Интересно, это была разовая акция? Стараюсь не думать об этом. Тимур заказывает кофе и пирожные, а я убегаю в туалет. Умываюсь, расчесываюсь, припудриваюсь. Поправляю макияж, чувствуя, как вибрирует в сумочке смартфон.
«Я уже на работе, Лидочка. Как у тебя дела, милая? Напиши, как освободишься, ладно?» – пишет Дарина.
«Дарин, он меня поцеловал», – отвечаю, не в силах справиться с эмоциями. Они затапливают душу теплой волной.
«Кто, Лидочка? Тимур?»
«Да. Сказал, что хотел успокоить, но я не поверила».
«Конечно, он наврал. Ты же ему нравишься, Лидочка. Мне это невооруженным взглядом видно. Я очень за тебя рада».
«А я уже боюсь радоваться раньше времени».
«А зря. Приезжай в гости, если получится. Буду рада поболтать».
«Оки. После суда сразу позвоню».
Глава 40
Лидия.
Тимур не испытывает никакой неловкости… С удовольствием ест штрудель, запивает его кофе и открыто смотрит на меня.
А я только и могу, что краснеть и отводить взгляд… Стараюсь сделать вид, что не стесняюсь есть при нем.
Странное дело… мы ведь много раз вместе завтракали и обедали, но такой неловкости я не испытывала.
Тогда он был близкий, но не такой родной, как сейчас…

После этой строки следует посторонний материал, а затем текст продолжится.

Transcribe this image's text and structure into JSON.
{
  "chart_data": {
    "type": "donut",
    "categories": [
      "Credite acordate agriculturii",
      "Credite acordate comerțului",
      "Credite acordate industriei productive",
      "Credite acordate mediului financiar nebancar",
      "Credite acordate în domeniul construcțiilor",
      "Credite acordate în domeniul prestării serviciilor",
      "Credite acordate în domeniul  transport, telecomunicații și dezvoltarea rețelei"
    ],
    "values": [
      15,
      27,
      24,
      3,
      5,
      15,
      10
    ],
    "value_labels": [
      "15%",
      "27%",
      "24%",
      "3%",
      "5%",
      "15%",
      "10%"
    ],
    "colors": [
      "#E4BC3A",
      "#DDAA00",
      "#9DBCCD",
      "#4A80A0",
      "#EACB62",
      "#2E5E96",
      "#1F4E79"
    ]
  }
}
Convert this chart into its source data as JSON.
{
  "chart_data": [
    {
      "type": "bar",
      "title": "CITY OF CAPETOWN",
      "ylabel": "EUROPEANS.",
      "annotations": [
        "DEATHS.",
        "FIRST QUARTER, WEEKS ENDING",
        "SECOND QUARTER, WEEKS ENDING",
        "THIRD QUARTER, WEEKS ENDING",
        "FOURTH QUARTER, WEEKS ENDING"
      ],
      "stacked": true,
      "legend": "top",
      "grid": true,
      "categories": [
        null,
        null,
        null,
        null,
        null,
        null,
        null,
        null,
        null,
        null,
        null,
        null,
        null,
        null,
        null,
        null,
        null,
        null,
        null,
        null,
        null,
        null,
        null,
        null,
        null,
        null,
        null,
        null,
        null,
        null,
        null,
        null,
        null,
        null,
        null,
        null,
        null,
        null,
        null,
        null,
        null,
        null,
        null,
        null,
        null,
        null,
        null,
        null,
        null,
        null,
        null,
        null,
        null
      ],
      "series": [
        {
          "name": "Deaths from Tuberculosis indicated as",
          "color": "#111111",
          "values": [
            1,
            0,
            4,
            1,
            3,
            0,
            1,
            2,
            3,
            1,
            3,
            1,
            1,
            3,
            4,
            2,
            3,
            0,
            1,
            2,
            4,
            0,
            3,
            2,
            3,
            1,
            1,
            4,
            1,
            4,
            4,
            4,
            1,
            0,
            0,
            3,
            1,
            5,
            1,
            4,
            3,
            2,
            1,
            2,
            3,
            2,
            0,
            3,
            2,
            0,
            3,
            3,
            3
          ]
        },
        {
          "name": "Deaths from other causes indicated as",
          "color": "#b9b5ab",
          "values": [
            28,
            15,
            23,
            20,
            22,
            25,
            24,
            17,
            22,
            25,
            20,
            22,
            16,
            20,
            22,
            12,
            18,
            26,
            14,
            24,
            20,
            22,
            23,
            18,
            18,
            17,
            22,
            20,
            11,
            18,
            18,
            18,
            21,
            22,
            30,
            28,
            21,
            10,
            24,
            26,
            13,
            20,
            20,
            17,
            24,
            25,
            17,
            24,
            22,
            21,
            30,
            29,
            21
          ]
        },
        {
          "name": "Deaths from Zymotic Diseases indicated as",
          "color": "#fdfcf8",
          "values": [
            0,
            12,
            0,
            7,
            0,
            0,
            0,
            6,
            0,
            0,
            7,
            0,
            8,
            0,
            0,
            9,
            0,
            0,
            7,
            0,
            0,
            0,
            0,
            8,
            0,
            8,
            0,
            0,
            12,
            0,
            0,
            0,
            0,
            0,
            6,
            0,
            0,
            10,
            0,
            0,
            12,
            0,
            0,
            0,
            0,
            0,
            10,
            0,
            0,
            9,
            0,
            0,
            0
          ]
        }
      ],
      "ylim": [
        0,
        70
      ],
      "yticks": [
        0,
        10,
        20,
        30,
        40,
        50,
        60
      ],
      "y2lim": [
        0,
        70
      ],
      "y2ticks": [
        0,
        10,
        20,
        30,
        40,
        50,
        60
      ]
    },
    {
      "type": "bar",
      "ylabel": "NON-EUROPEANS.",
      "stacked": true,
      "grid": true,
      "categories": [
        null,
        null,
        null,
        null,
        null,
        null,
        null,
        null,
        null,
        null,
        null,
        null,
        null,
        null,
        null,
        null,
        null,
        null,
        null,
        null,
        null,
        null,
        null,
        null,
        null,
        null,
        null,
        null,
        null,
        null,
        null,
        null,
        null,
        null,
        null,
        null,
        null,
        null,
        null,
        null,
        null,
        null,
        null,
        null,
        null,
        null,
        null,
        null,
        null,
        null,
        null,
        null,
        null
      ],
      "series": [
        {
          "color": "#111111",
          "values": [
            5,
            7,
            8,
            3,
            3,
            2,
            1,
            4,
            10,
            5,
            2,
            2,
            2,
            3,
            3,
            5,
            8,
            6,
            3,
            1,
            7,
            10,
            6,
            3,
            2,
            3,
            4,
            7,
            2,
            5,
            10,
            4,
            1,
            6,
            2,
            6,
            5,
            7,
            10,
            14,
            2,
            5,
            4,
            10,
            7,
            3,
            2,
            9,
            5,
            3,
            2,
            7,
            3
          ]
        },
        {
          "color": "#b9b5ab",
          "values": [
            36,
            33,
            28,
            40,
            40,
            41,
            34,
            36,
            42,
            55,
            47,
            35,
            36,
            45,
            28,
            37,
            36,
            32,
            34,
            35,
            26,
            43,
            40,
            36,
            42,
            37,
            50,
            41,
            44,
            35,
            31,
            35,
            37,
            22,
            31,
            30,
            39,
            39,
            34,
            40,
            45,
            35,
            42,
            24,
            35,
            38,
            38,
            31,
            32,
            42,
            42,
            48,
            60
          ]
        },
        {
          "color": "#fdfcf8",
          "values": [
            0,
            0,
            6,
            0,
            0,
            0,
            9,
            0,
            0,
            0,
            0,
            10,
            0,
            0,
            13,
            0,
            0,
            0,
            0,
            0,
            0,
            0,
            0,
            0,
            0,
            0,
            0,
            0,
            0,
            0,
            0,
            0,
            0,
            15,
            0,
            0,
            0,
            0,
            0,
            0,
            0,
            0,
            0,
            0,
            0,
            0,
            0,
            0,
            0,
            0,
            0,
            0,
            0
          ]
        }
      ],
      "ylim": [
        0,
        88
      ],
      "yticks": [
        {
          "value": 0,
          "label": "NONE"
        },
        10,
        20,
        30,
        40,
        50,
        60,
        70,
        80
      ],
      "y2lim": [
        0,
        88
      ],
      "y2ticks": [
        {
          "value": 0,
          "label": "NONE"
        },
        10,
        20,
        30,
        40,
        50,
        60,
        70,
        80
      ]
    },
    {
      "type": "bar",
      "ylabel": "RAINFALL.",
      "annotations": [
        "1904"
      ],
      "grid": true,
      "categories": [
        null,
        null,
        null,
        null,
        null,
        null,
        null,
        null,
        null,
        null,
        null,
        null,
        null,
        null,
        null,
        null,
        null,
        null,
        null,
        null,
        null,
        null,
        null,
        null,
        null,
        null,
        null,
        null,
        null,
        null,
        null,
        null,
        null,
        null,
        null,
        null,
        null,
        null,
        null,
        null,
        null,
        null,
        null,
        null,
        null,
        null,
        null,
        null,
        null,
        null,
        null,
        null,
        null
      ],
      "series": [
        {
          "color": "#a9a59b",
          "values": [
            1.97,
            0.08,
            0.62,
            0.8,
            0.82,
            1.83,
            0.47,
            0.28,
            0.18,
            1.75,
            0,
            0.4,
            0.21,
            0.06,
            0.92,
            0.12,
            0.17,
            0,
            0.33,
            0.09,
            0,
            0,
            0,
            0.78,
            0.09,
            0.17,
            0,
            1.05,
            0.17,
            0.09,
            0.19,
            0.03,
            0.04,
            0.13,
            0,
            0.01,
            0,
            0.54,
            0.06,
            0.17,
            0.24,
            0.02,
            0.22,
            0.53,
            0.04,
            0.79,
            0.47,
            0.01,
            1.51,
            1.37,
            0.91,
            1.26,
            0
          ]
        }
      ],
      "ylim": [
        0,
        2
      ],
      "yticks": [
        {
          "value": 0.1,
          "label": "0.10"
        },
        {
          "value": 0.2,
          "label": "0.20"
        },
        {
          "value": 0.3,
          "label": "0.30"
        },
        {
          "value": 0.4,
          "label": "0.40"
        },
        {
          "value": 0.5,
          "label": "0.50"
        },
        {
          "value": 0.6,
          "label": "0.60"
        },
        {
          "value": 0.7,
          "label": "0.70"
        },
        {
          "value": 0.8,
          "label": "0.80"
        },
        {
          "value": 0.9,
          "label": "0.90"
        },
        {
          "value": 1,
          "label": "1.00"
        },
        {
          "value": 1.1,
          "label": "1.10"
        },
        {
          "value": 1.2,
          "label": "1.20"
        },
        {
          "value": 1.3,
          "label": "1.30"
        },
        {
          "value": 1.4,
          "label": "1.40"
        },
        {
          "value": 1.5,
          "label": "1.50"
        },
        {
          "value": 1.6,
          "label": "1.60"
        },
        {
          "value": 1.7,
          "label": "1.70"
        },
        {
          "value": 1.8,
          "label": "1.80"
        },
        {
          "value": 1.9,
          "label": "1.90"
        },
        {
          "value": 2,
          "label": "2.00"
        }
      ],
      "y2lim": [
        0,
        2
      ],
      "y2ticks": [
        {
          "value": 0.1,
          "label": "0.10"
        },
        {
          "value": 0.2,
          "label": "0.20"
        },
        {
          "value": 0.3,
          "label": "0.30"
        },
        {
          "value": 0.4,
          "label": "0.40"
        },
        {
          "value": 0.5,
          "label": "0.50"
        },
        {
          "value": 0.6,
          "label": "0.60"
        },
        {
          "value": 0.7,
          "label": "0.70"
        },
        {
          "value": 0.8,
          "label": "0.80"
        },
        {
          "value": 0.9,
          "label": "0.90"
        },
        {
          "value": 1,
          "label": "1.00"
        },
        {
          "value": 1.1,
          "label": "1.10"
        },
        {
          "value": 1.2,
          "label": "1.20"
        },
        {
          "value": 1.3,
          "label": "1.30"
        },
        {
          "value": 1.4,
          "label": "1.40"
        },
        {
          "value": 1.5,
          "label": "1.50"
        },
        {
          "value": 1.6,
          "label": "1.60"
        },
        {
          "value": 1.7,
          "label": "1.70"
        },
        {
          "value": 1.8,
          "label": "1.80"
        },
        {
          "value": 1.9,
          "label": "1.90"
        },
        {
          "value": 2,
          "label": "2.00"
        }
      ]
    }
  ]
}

На разговоры не отвлекаемся. Проглатываем свой кофе и торопливо выходим из кафе. И снова Тимур касается моей кисти, пробуждая тысячи мурашек…
Наверное, я плохая мать, если думаю сейчас не о сыне, а о чужом мужчине? Нет, конечно, я не забыла Ванечку и мечтаю его вернуть, но и простые, плотские чувства мне не нужны…
Вопреки всему я жива… Господи, наверное – это счастье – сохранить в себе крупицы чего-то доброго? Радости, желания жить и любить, помогать и улыбаться? Значит, тоска и боль не все вытравили? Не так уж они и сильны?
В зале суда царит покой. Слышны лишь шорохи и шепот. Воздух будто застыл в летнем мареве, даже пылинки увязли в солнечном луче, льющемся сквозь тонкую полоску жалюзи. Волгины сидят на прежних местах. Садимся рядом с Вадимом Семеновичем. Он кивает и ободряюще сжимает мою кисть. Все, мол, Лидочка, хорошо… Может, ему все же удалось склонить судью на нашу сторону? Или договориться с тетками из органов опеки?
– Встать! Суд идет.
Вскакиваю с места, не в силах справиться с обуревающими меня чувствами.